L’inappetenza continuava, mangiare era una tortura e non era un capriccio, come quando era piccolo .. Ma se non assumeva cibo si indeboliva ancora di più, lo sapeva, ci provava ma quel piatto proprio non riusciva a ingollarlo. Il cuoco propose una altra opzione, più delicata, per il prossimo pasto, pagando il tutto di tasca sua, ma Alexei non volle, non dovevano spendere per lui. Cercava di non mollare ed il compito era arduo. Cat era sempre stata sfrontata, alle volte offensiva, ma sempre coraggiosa, affrontava critiche e complimenti a schiena dritta in ugual misura, sincera, era da ammirare pure quando si faceva odiare.
Sempre in quel giugno, a padre Sergei Storozhev venne chiesto di celebrare una messa a casa Ipatiev.  Rimase allibito nel vedere Alexei, che stava sdraiato su un lettino da campo. Era pallido fino  a parere trasparente, magro, e  si intuiva che era molto alto per la sua età, la coperta che lo ricopriva dalla vita in giù non celava la  sua statura. Solo gli occhi erano vivaci e brillanti, fissarono il prelato con curiosità. Una persona nuova. Vicino a lui sua madre, seduta su una sedia, vestita di blu scuro, senza gioielli. Il sacerdote annotò che la sua postura era “maestosa”, salvo poi riferire che pareva inferma, appena in grado di gestire le sue emozioni durante la funzione. 

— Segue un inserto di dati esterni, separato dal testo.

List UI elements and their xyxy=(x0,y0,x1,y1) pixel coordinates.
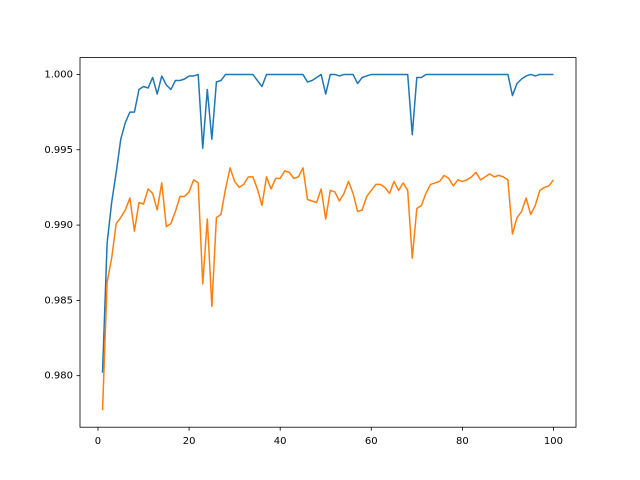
line-series xyxy=(101,73,554,373)
y-tick-label: 1.000 xyxy=(44,69,73,80)
y-tick-label: 0.995 xyxy=(44,145,73,156)
y-tick-label: 0.985 xyxy=(44,295,73,306)
plot-area xyxy=(101,73,555,411)
x-tick-label: 60 xyxy=(365,436,378,447)
x-tick-label: 0 xyxy=(95,436,101,447)
x-tick-label: 80 xyxy=(456,436,469,447)
x-tick-label: 20 xyxy=(183,436,196,447)
x-tick-label: 40 xyxy=(274,436,287,447)
x-tick-label: 100 xyxy=(544,436,563,447)
line-series xyxy=(101,167,555,411)
axes-frame xyxy=(79,57,577,428)
y-tick-label: 0.990 xyxy=(44,220,73,231)
y-tick-label: 0.980 xyxy=(44,371,73,382)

Dai quaderni di Olga Romanov alla principessa Catherine, nata nel gennaio del 1895, sua amica e sorella elettiva: “… Mia principessa, ti ho scritto senza fronzoli o censure, per sfogo, un talismano contro la mia cronica insonnia  e i cattivi pensieri. I ricordi tornano, potenti come il rombo di un tuono lontano, delicati come  una perduta armonia. 

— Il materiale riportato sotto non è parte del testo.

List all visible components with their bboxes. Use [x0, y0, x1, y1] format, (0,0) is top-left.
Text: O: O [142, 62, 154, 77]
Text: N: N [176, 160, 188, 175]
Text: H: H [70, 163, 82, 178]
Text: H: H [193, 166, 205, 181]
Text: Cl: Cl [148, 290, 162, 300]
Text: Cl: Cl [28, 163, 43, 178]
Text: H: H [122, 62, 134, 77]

Immagini, impresse come quelle di un quadro, una foto. Due ragazzine con le trecce, io bionda, lei castana di capelli, le iridi di suntuosa ambra, come un remoto antenato spagnolo ..  che giocano a carte o scacchi.. e mi facevi sempre vincere, lo so..  trovando il modo senza che apparisse troppo palese, di palmare evidenza.. Che pattinano su un lago in inverno,ghiacciato,  sottili come danzatrici,  che parlano sotto una pergola di glicini e edera, nell’estate, dopo una passeggiata a cavallo.. I libri, passando da Cervantes a Flaubert a Omero, senza ordine, come le nostre parole .. E le tue storie, eri una narratrice di portentoso talento …

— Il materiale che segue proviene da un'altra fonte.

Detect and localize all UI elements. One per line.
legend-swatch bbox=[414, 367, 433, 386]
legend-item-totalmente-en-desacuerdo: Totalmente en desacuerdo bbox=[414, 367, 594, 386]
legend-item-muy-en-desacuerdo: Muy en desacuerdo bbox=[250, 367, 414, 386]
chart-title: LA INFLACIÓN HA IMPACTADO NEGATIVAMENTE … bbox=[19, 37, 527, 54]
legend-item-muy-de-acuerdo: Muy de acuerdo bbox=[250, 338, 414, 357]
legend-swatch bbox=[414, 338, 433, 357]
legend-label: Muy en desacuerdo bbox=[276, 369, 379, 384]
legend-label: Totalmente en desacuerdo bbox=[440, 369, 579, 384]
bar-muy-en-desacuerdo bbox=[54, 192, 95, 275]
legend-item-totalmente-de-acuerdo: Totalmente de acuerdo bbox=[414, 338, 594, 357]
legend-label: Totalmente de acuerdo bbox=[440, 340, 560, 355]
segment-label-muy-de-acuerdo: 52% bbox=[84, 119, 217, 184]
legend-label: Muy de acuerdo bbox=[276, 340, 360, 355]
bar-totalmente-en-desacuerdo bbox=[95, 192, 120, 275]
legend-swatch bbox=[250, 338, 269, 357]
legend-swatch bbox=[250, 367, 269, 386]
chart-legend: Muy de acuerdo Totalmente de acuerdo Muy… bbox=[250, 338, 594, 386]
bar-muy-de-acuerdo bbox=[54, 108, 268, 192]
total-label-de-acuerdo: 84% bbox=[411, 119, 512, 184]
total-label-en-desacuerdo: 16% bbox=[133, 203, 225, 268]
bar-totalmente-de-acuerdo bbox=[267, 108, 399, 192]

Avermi fatto ridere quando era tutto nero, senza uno spiraglio di luce .. 
Bisogna sempre celebrare il caso di essere vivi, respirare, al diavolo tutto .. diresti così, giusto.
E hai fatto ridere e sorridere Tatiana, Marie, Anastasia, confortato Alessio. Il mio fratellino, il tuo prediletto, ti ama Cat.. Ti adora .. E non hai dimenticato di portare i primi lillà della primavera nelle stanze di mia madre, in barba ai divieti delle guardie, che le negavano anche quel conforto .. Saresti venuta, lo so, my dear, pure non ti volevo esporre al rischio, alle umiliazioni .. Non sei scappata, non sei fuggita, hai obbedito a un mio ordine ..  E ti ho spezzato il cuore, anche se non volevo, e pure io mi son spezzata, ci davamo coraggio a vicenda.. Mi sei mancata in ogni singolo giorno, come una eterna amputazione. Ogni momento, siamo sinceri. Tu ci sei stata sempre, anche da assente.
Catherine.. quando saremo liberi, ti verrò a trovare e  berremo un bicchiere di vino e rideremo .. Ci sarai quando mi sposerò.. E ci sarò quando avrai degli altri figli (ricorda, per una bimba il secondo appellativo deve essere Olga..), mi sarebbe piaciuto conoscere il tuo secondo bambino, Leon..  Ora andiamo a Ekaterinburg, ma spero che presto saremo liberi .. Ti penso, sempre, ricordati di me, tua Olga Romanov..”Aveva poi aggiunto e cancellato qualcosa, cambiato idea e  rimesso altro“… see you soon, my friend, my sister, you are my memory and  my reflection. I love you, forever yours sister Olga Romanov..Se ci dovesse succedere qualcosa, farai e sarai la mamma di Aleksey, sarà il tuo bambino”
Ti aspetto, so che ti rivedrò, almeno una ultima volta. 
La nostalgia che giunge a tradimento, come la seta, un lungo tramonto estivo, nei giardini del tempo e della memoria ti ritrovo, in quiete. 
Lost worlds, neverending scars.
“…  un miraggio, un rimpianto. 
Lei era la padrona del mondo e delle rose. 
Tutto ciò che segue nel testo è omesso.